En relación con todo ello habría que situar también la noción duchampiana de lo inframince, es decir, lo infrafino (no me gusta traducirlo como infraleve). Conocemos algunos ejemplos de lo que el artista quería decir con ello, como el de la diferencia de peso en una camisa antes y después de lavarla; y el más famoso: cuando el olor del tabaco se une al de la boca que lo exhala, los dos olores se funden por infrafino. Lo infrafino no se pueda medir ni pesar ni descomponer químicamente. Este territorio inconquistado (e inconquistable) es, sin embargo, algo físicamente existente, real, en el sentido habitual de la palabra, y conviene señalarlo para distinguirlo bien de las creaciones artísticas conceptuales, inventadas también por el mismo artista. Algunas fotos muestran al joven Duchamp con una estrella recortada en el cabello de su cabeza, y se ha sugerido que ahí podría haber también un juego de palabras en franglés: A toile, es decir, un lienzo, la tela de un cuadro, sería también una étoile, una estrella. Ya vemos que el astro de la salvación conduce al cerebro (como el de los Reyes Magos hacia el portal de Belén), que es la tierra más inconquistable de todas, la menos física e inaprensible.
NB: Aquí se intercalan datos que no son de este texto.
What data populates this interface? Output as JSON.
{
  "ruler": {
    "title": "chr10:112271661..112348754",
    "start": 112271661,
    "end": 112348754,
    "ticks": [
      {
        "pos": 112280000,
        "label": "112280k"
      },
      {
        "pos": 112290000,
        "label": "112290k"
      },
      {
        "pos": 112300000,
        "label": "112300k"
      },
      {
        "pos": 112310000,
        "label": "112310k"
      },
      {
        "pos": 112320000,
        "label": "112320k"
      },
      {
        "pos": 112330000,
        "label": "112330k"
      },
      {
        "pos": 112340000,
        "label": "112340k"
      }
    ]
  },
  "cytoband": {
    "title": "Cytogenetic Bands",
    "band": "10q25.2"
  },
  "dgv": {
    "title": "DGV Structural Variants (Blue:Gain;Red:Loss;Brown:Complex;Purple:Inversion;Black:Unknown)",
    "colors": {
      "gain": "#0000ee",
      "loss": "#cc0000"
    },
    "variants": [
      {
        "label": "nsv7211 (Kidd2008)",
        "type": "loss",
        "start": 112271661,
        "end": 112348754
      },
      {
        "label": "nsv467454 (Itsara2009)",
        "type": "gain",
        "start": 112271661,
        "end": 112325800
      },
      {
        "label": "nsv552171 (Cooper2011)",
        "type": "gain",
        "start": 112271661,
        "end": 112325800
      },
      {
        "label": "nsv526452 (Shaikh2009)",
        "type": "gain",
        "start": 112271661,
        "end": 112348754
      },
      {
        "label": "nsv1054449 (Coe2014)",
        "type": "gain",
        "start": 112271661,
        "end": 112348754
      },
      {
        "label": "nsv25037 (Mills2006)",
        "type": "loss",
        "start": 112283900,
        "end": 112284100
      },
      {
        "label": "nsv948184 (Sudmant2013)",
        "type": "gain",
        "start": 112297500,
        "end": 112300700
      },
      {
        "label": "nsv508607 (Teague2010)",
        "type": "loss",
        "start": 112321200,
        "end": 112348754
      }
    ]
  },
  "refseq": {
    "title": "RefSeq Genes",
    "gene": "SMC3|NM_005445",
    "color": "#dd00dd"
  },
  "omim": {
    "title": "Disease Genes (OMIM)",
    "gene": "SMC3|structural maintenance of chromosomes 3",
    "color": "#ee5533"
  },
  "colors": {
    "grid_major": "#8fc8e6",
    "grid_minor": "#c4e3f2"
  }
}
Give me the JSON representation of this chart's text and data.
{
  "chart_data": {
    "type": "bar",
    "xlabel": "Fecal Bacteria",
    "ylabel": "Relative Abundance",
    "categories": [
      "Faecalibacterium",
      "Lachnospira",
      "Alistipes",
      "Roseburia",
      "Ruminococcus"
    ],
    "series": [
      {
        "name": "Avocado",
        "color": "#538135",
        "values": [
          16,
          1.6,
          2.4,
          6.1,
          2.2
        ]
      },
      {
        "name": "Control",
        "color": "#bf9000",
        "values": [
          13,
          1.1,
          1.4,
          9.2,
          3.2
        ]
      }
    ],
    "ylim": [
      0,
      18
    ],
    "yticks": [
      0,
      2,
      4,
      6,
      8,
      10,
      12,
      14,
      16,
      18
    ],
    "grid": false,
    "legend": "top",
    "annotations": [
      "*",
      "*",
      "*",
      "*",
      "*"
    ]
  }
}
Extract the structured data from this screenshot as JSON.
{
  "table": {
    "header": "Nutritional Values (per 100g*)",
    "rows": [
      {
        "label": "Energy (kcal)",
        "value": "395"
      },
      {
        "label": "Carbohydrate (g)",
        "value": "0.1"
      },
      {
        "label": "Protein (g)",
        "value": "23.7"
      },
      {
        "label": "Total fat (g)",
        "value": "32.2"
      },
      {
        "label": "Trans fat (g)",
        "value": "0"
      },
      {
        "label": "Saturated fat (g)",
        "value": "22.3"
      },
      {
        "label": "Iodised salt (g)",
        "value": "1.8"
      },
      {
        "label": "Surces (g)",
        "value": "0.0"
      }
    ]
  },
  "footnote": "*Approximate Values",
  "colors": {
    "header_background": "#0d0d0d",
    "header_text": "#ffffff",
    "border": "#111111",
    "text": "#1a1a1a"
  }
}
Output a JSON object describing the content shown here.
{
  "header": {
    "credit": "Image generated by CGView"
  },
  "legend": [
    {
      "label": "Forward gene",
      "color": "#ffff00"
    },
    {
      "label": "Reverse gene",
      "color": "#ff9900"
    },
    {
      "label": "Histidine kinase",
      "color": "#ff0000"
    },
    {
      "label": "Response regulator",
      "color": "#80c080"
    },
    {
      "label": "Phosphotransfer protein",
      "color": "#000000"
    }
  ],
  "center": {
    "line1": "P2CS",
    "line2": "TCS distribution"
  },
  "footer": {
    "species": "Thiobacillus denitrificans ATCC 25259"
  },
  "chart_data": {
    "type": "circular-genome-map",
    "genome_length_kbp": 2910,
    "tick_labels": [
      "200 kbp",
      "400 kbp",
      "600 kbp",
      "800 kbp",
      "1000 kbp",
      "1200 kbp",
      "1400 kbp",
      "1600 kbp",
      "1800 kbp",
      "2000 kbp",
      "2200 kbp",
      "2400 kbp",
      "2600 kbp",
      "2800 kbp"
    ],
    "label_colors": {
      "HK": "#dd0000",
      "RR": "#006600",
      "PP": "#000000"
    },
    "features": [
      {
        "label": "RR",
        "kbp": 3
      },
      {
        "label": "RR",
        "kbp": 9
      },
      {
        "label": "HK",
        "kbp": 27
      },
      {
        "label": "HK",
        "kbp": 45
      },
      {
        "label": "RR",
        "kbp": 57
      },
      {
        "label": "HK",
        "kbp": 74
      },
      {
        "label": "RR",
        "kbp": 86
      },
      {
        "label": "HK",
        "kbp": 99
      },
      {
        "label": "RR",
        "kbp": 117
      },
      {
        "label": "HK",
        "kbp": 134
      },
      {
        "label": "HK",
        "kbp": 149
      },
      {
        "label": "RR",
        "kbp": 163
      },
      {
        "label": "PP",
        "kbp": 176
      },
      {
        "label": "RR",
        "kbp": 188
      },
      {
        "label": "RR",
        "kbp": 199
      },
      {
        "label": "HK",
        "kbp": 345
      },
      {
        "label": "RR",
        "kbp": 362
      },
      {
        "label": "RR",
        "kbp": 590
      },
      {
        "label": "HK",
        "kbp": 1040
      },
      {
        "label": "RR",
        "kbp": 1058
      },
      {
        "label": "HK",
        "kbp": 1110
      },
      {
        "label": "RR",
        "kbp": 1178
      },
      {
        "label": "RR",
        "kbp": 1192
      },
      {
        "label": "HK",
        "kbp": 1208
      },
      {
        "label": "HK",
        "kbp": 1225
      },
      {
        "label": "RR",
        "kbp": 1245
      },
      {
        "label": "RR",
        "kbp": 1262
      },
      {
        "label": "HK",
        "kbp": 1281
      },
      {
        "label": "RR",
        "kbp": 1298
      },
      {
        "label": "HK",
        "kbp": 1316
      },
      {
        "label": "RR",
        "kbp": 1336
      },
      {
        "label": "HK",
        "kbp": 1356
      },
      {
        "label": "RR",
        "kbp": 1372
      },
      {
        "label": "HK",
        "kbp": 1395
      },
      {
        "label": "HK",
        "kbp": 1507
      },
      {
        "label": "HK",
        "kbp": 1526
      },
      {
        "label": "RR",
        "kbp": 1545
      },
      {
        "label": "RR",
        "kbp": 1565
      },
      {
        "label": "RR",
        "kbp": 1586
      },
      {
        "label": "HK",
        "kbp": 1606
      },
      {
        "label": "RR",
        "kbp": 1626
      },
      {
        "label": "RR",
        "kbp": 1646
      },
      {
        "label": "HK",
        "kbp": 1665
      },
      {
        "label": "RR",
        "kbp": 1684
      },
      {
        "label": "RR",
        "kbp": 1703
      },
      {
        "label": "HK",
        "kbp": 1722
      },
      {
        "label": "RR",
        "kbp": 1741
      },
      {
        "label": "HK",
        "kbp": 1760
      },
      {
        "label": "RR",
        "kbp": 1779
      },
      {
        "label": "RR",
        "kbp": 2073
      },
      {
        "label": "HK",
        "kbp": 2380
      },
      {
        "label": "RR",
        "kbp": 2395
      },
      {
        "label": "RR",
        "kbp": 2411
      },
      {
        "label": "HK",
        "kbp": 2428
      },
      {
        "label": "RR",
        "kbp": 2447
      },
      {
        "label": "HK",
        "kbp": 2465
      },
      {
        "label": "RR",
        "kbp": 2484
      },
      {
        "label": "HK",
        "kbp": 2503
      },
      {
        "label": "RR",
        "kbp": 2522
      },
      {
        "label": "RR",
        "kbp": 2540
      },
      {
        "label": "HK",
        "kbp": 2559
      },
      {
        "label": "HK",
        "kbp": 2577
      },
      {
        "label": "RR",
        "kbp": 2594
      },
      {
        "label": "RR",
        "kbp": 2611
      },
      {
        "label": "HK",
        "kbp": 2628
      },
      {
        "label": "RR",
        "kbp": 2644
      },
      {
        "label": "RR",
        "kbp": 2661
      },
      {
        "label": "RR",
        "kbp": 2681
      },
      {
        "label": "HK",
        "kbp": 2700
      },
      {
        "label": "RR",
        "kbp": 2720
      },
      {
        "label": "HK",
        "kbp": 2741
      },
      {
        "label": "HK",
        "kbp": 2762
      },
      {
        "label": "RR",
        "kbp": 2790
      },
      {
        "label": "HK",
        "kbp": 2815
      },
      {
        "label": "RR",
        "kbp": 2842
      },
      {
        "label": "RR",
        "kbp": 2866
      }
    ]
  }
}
No es éste necesariamente el final de la historia. El artista contemporáneo ha explorado otras muchas vías, y no me gustaría dejar de señalar la importancia de algunas de ellas, como la del body-art y las performances, donde se observa un interesante desplazamiento del territorio del arte desde el objeto, o desde el espacio exterior, hasta el cuerpo mismo del artista. Él es el creador y el soporte, el explorador y la víctima eventual. No pertenece a nadie más. Las instalaciones, la escultura sonora y el arte con (para, desde, hacia) la Red son también tentativas diversas de llevar hasta el paroxismo el anhelo irrefrenable de moverse en las Terre di nessuno. Quizá pudiera encontrarse en toda la heterogeneidad de la creación contemporánea un denominador común: para todas las variantes del arte se necesita un espacio real o intelectual que sancione su artisticidad. El arte existe como tal cuando ha sido bautizado. Esta evidencia ha debido estimular el trabajo creativo con las instituciones, apropiándose de cosas tan heterogéneas como la política, la prensa, la banca, la judicatura, el ejército, etc. Y los museos, por supuesto. Más que de inventar nuevas instituciones se trata de tomarlas de improviso, desvirtuando su sentido original, haciendo que cumplan funciones no previstas por sus gestores o financiadores. El principio del ready-made aplicado a la escala (o a la escalera) social.

Y en esas estamos. Parece que Concha Jerez y José Iges conceden una notable relevancia a los aspectos tecnológicos del concepto que se han inventado. Es natural que, siendo artistas del siglo XXI, utilicen los instrumentos (incluyendo los recursos económicos y mediáticos de las instituciones) propios de su época y que se adentren con ellos en sus particulares tierras de nadie. Pero eso no significa que intenten acotar o reducir el concepto. Me parece que, quizá sin proponérselo, han hecho emerger un iceberg escondido que va más allá de sus intenciones y de sus actuales posibilidades de manipulación. A la deriva, en busca de algún Titanic. En la buena tradición de la vanguardia: el artista verdadero avanza hacia las terre di nessuno. Su marcha es imparable. No creo que se salve nadie.